There are various ways of putting additional data on a fixed 2-complex and then defining a notion of "discrete conformal equivalence" between different assignments of data, see e.g. the answers to this question or the field of circle packing.
In some of these settings there do indeed exist local transformations which allow you to change the combinatorics of the 2-complex; e.g. one can subdivide triangles in a circle packing or perform star-triangle transformations on certain types of discrete Riemann surfaces, e.g. isoradial graphs or "surfel" surfaces.
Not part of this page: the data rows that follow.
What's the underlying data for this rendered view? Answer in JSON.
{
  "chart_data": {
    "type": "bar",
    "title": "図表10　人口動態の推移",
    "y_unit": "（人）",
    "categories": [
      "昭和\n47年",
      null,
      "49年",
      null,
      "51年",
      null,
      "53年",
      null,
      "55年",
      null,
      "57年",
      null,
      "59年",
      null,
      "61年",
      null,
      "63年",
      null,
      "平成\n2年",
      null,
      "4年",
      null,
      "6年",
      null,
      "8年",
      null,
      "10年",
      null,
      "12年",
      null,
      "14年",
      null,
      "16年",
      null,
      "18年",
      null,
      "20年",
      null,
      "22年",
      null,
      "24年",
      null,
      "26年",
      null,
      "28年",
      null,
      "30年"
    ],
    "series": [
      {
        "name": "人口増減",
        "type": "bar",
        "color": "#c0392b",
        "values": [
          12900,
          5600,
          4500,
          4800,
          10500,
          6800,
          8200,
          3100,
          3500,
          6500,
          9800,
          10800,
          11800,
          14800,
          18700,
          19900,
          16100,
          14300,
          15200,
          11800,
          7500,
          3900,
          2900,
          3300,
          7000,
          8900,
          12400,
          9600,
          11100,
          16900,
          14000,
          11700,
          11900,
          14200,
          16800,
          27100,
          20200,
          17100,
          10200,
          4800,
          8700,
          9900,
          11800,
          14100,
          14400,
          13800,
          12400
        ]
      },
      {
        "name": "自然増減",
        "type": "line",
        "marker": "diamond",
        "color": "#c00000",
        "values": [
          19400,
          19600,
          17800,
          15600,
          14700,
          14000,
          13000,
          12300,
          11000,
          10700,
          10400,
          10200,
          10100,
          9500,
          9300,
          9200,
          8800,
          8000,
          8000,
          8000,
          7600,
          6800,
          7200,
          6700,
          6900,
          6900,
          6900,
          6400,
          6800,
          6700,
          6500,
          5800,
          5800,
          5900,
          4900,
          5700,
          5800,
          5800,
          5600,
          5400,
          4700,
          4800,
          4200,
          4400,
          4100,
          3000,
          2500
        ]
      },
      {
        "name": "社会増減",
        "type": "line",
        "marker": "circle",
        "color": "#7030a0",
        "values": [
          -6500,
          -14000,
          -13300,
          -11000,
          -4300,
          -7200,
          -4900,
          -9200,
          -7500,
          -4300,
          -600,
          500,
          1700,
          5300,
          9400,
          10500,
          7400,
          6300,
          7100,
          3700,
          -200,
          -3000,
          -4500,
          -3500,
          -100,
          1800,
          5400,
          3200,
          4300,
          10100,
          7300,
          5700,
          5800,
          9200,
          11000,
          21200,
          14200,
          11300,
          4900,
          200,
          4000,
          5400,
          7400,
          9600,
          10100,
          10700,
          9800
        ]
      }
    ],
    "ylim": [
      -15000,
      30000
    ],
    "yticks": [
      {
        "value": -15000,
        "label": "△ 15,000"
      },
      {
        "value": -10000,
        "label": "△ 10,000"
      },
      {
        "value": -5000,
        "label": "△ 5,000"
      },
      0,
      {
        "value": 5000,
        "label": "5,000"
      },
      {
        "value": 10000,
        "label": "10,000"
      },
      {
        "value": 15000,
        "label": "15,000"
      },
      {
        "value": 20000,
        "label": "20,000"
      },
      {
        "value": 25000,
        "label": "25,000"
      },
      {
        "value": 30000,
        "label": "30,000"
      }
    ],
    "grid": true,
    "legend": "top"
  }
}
A bit more classically, tilings of rectilinear polygons by rectangles (à la Brooks, Smith, Stone, Tutte) can be viewed in this light as well (see e.g. "Squaring rectangles" by Cannon, Floyd and Parry). The rough idea is that rectangle tilings can be constructed from currents and potential differences in a resistor network; the potentials in a resistor network and the currents form a pair of conjugate harmonic functions. Then the classical electrical equivalence moves (including the "original" star-triangle transformation) lead to local transformations of square tilings which change the combinatorics; here are two figures from Kenyon's "Tilings and discrete Dirichlet problems".
First, a depiction of the transformations of the underlying resistor network:
And their realization as transformations of the rectangle tiling:
There are likely more examples. Unfortunately I don't know of an overarching framework which captures this phenomenon (nor even of an exhaustive survey), as this is a rather broad field with influences from conformal geometry, combinatorics, statistical physics, and computer graphics. The references given above are by no means meant to be complete or even representative.